Question: Given \( x > 0 \), find the maximum of the expression \(\frac{4}{x + 1} - \frac{1}{x}\).

Given \( x > 0 \), find the maximum of the expression \(\frac{4}{x + 1} - \frac{1}{x}\).

Solution

To find the maximum of the expression \[ f(x) = \frac{4}{x+1} - \frac{1}{x} \] we need to take the derivative and find the critical points. First, compute the derivative \( f’(x) \).

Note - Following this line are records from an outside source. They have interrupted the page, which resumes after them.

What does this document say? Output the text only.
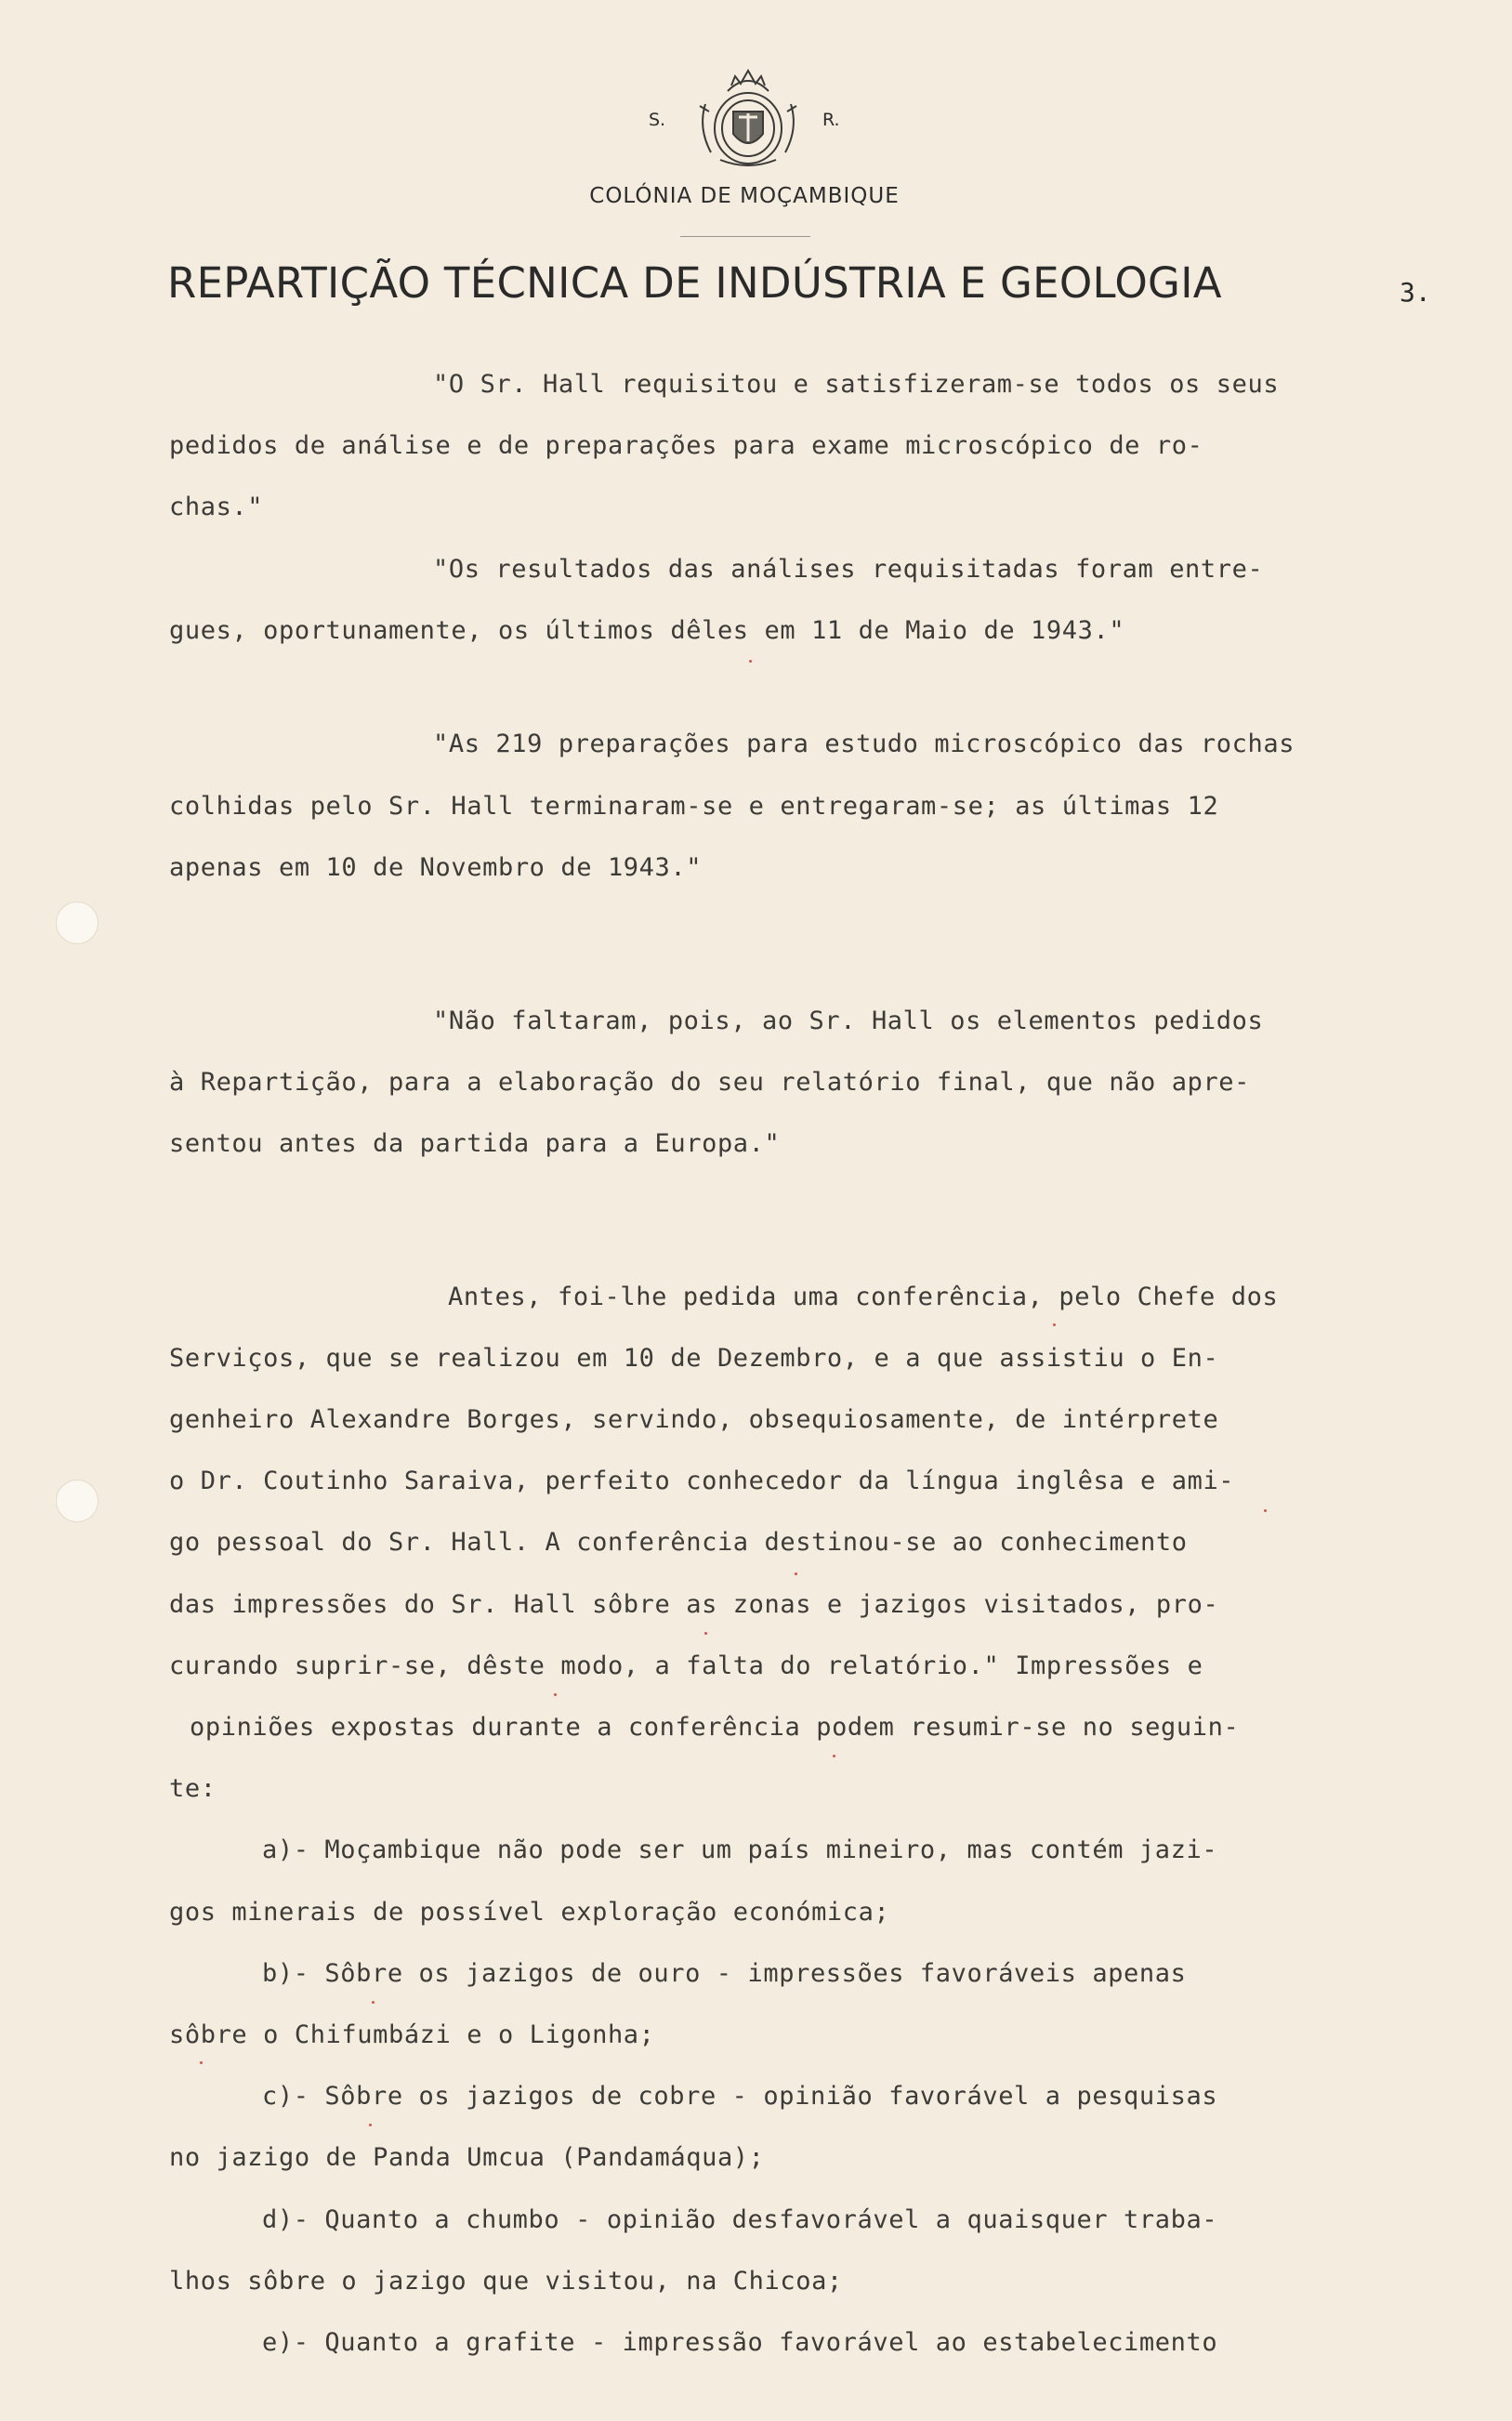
S.	R.
COLÓNIA DE MOÇAMBIQUE
REPARTIÇÃO TÉCNICA DE INDÚSTRIA E GEOLOGIA	3.
"O Sr. Hall requisitou e satisfizeram-se todos os seus
pedidos de análise e de preparações para exame microscópico de ro-
chas."
"Os resultados das análises requisitadas foram entre-
gues, oportunamente, os últimos dêles em 11 de Maio de 1943."
"As 219 preparações para estudo microscópico das rochas
colhidas pelo Sr. Hall terminaram-se e entregaram-se; as últimas 12
apenas em 10 de Novembro de 1943."
"Não faltaram, pois, ao Sr. Hall os elementos pedidos
à Repartição, para a elaboração do seu relatório final, que não apre-
sentou antes da partida para a Europa."
Antes, foi-lhe pedida uma conferência, pelo Chefe dos
Serviços, que se realizou em 10 de Dezembro, e a que assistiu o En-
genheiro Alexandre Borges, servindo, obsequiosamente, de intérprete
o Dr. Coutinho Saraiva, perfeito conhecedor da língua inglêsa e ami-
go pessoal do Sr. Hall. A conferência destinou-se ao conhecimento
das impressões do Sr. Hall sôbre as zonas e jazigos visitados, pro-
curando suprir-se, dêste modo, a falta do relatório." Impressões e
opiniões expostas durante a conferência podem resumir-se no seguin-
te:
a)- Moçambique não pode ser um país mineiro, mas contém jazi-
gos minerais de possível exploração económica;
b)- Sôbre os jazigos de ouro - impressões favoráveis apenas
sôbre o Chifumbázi e o Ligonha;
c)- Sôbre os jazigos de cobre - opinião favorável a pesquisas
no jazigo de Panda Umcua (Pandamáqua);
d)- Quanto a chumbo - opinião desfavorável a quaisquer traba-
lhos sôbre o jazigo que visitou, na Chicoa;
e)- Quanto a grafite - impressão favorável ao estabelecimento
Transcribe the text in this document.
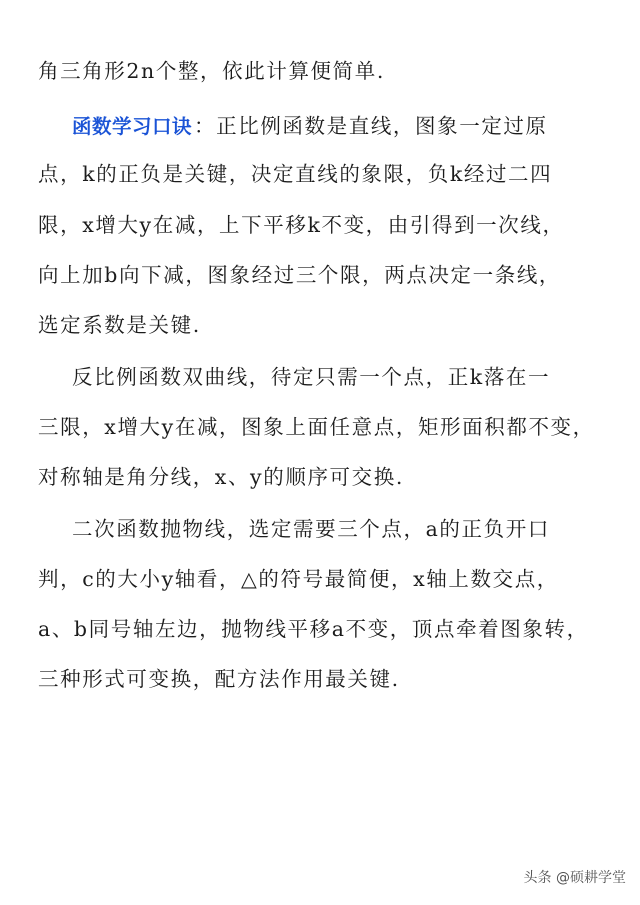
角三角形2n个整，依此计算便简单.
函数学习口诀：正比例函数是直线，图象一定过原
点，k的正负是关键，决定直线的象限，负k经过二四
限，x增大y在减，上下平移k不变，由引得到一次线，
向上加b向下减，图象经过三个限，两点决定一条线，
选定系数是关键.
反比例函数双曲线，待定只需一个点，正k落在一
三限，x增大y在减，图象上面任意点，矩形面积都不变，
对称轴是角分线，x、y的顺序可交换.
二次函数抛物线，选定需要三个点，a的正负开口
判，c的大小y轴看，△的符号最简便，x轴上数交点，
a、b同号轴左边，抛物线平移a不变，顶点牵着图象转，
三种形式可变换，配方法作用最关键.
头条 @硕耕学堂
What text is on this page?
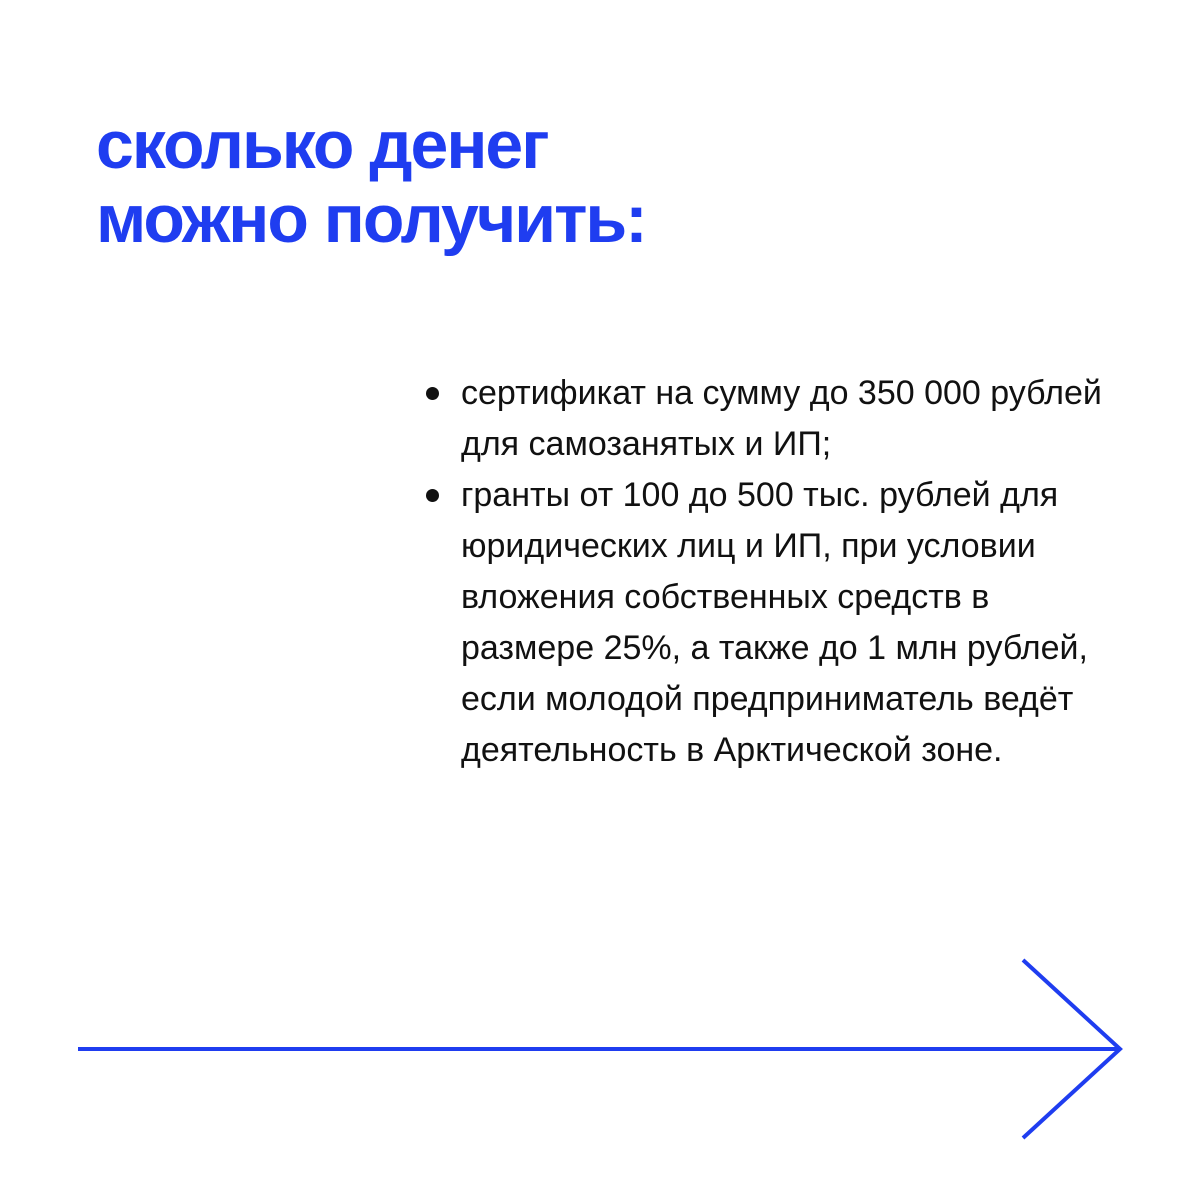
сколько денег
можно получить:
сертификат на сумму до 350 000 рублей
для самозанятых и ИП;
гранты от 100 до 500 тыс. рублей для
юридических лиц и ИП, при условии
вложения собственных средств в
размере 25%, а также до 1 млн рублей,
если молодой предприниматель ведёт
деятельность в Арктической зоне.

The derivative of \( \frac{4}{x+1} \) is \[ -\frac{4}{(x+1)^2} \] The derivative of \( -\frac{1}{x} \) is \[ \frac{1}{x^2} \] So, the derivative \( f’(x) \) is \[ f’(x) = -\frac{4}{(x+1)^2} + \frac{1}{x^2} \] Set \( f’(x) = 0 \) to find critical points: \[ -\frac{4}{(x+1)^2} + \frac{1}{x^2} = 0 \] \[ \frac{1}{x^2} = \frac{4}{(x+1)^2} \] Cross-multiply to solve: \[ (x+1)^2 = 4x^2 \] Expand the left side: \[ x^2 + 2x + 1 = 4x^2 \] Rearrange the terms: \[ 3x^2 - 2x - 1 = 0 \] Solve the quadratic equation using the quadratic formula: \[ x = \frac{-b \pm \sqrt{b^2 - 4ac}}{2a} \] where \( a = 3 \), \( b = -2 \), \( c = -1 \). \[ x = \frac{-(-2) \pm \sqrt{(-2)^2 - 4 \times 3 \times (-1)}}{2 \times 3} \] \[ x = \frac{2 \pm \sqrt{4 + 12}}{6} \] \[ x = \frac{2 \pm \sqrt{16}}{6} \] \[ x = \frac{2 \pm 4}{6} \] \[ x = 1 \quad \text{or} \quad x = -\frac{1}{3} \] Since \( x > 0 \), we only consider \( x = 1 \). Evaluate \( f(x) \) at the critical point \( x = 1 \): \[ f(1) = \frac{4}{1+1} - \frac{1}{1} \] \[ f(1) = \frac{4}{2} - 1 \] \[ f(1) = 2 - 1 = 1 \] Thus, the maximum value of the expression is 1.